El ejercicio más natural y más provechoso de nuestra alma es, a mi entender, la conversación. No hay cosa en la vida que me parezca más agradable. Por esto, si me dieran a elegir, antes querría perder la vista que el oído o la palabra. Los atenienses, y aun los romanos, honra-ron mucho este ejercicio en sus academias. Algo queda hoy de esta práctica entre los italianos, y con gran fruto para ellos, según puede advertirse comparando nuestro entendimiento con el suyo. La conversación al punto interesa y educa, mientras que el estudio es tarea lánguida y que no apasiona. Si yo discuto con un espíritu vigoroso, con un buen luchador de la inteligencia, pronto hace presa en mí, asaltándome a diestro y siniestro. Sus ideas provocan las mías; la rivalidad y el amor a la gloria me empujan y redoblan mi ingenio, porque no hay nada tan aburrido como el completo acuerdo de una conversación.
Mas así como nuestra alma se fortifica por el contacto con inteligencias potentes y ordenadas, así también se corrompe en gran manera si entra en relación y comercio con espíritus bajos y enfermizos. No hay contagio como éste: me consta por propia experiencia. Me gusta mucho hablar y discutir, pero en provecho mío y entre pocas personas; porque hacerlo en público, para diversión de los príncipes, con toda la parada de ingeniosidades y palabrería, me parece oficio harto impropio de un caballero.
La necedad es, ciertamente, un defecto; pero lo es igualmente, y no menos inoportuno, el no poder soportarla, irritándose ciegamente contra ella, como me pasa a mí. Y yo soy quien se acusa ahora. Yo discuto con tanta mayor libertad cuanto que las opiniones que oigo encuentran en mi ánimo un terreno mal preparado para que puedan echar raíces. No hay aserto que me asombre, ni creencia que me hiera, por contraria que sea a las mías. Cualquier fantasía, aun la más vana y extravagante, se me antoja bien explicable como producto del espíritu humano. Los que negamos a nuestro juicio el derecho de sentenciar, somos muy tolerantes, con la diversidad de opiniones, y aunque nos les prestemos asenso, siempre les prestamos oído.

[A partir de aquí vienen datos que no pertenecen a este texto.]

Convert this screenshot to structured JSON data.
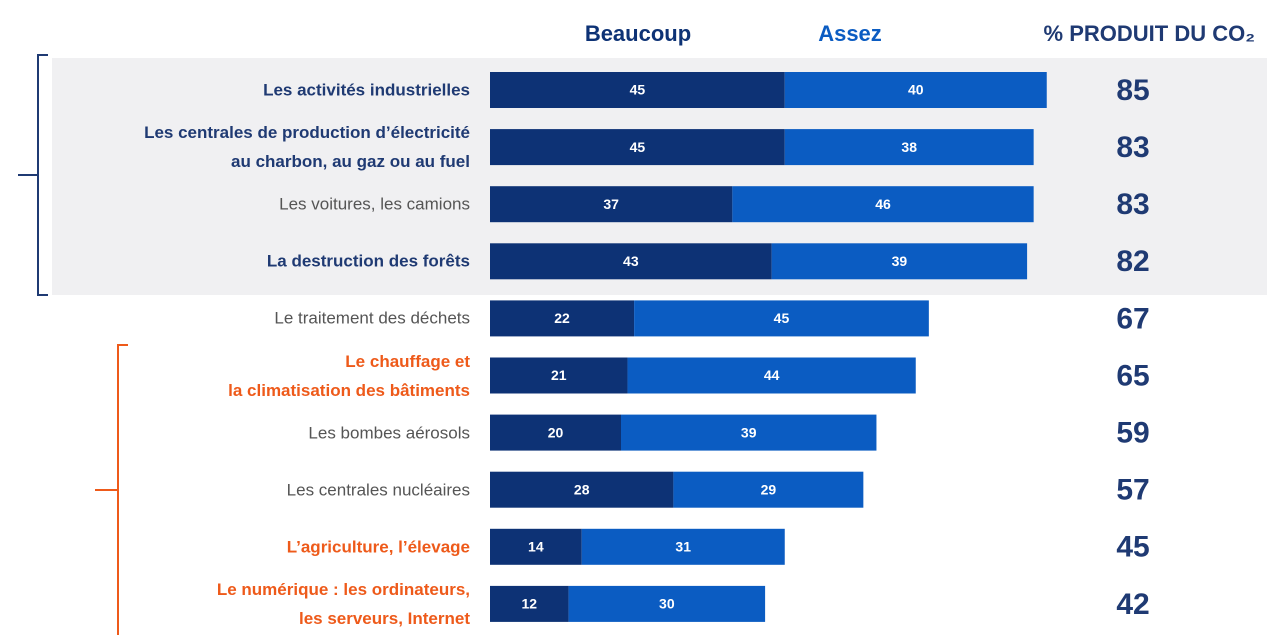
{
  "chart_data": {
    "type": "stacked-bar-horizontal",
    "categories": [
      "Les activités industrielles",
      "Les centrales de production d’électricité\nau charbon, au gaz ou au fuel",
      "Les voitures, les camions",
      "La destruction des forêts",
      "Le traitement des déchets",
      "Le chauffage et\nla climatisation des bâtiments",
      "Les bombes aérosols",
      "Les centrales nucléaires",
      "L’agriculture, l’élevage",
      "Le numérique : les ordinateurs,\nles serveurs, Internet"
    ],
    "category_colors": [
      "#1f3a73",
      "#1f3a73",
      "#555555",
      "#1f3a73",
      "#555555",
      "#ee5a1a",
      "#555555",
      "#555555",
      "#ee5a1a",
      "#ee5a1a"
    ],
    "category_weights": [
      "bold",
      "bold",
      "normal",
      "bold",
      "normal",
      "bold",
      "normal",
      "normal",
      "bold",
      "bold"
    ],
    "series": [
      {
        "name": "Beaucoup",
        "color": "#0d3275",
        "values": [
          45,
          45,
          37,
          43,
          22,
          21,
          20,
          28,
          14,
          12
        ]
      },
      {
        "name": "Assez",
        "color": "#0b5cc2",
        "values": [
          40,
          38,
          46,
          39,
          45,
          44,
          39,
          29,
          31,
          30
        ]
      }
    ],
    "totals_title": "% PRODUIT DU CO₂",
    "totals": [
      85,
      83,
      83,
      82,
      67,
      65,
      59,
      57,
      45,
      42
    ]
  }
}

Sócrates acogía sonriendo todas las objeciones que se le hacían, porque conociendo su propia fuerza y pensando que al cabo había de llevar la mejor parte, veía en ellas materia de nuevos triunfos. Nosotros sentimos, por el contrario, que nada nos hiere tanto como la suficiencia y el desdén del contrincante, y que es precisamente el más débil el que mejor debería aceptar las objeciones y reparos que enderezcan o ilustran su juicio.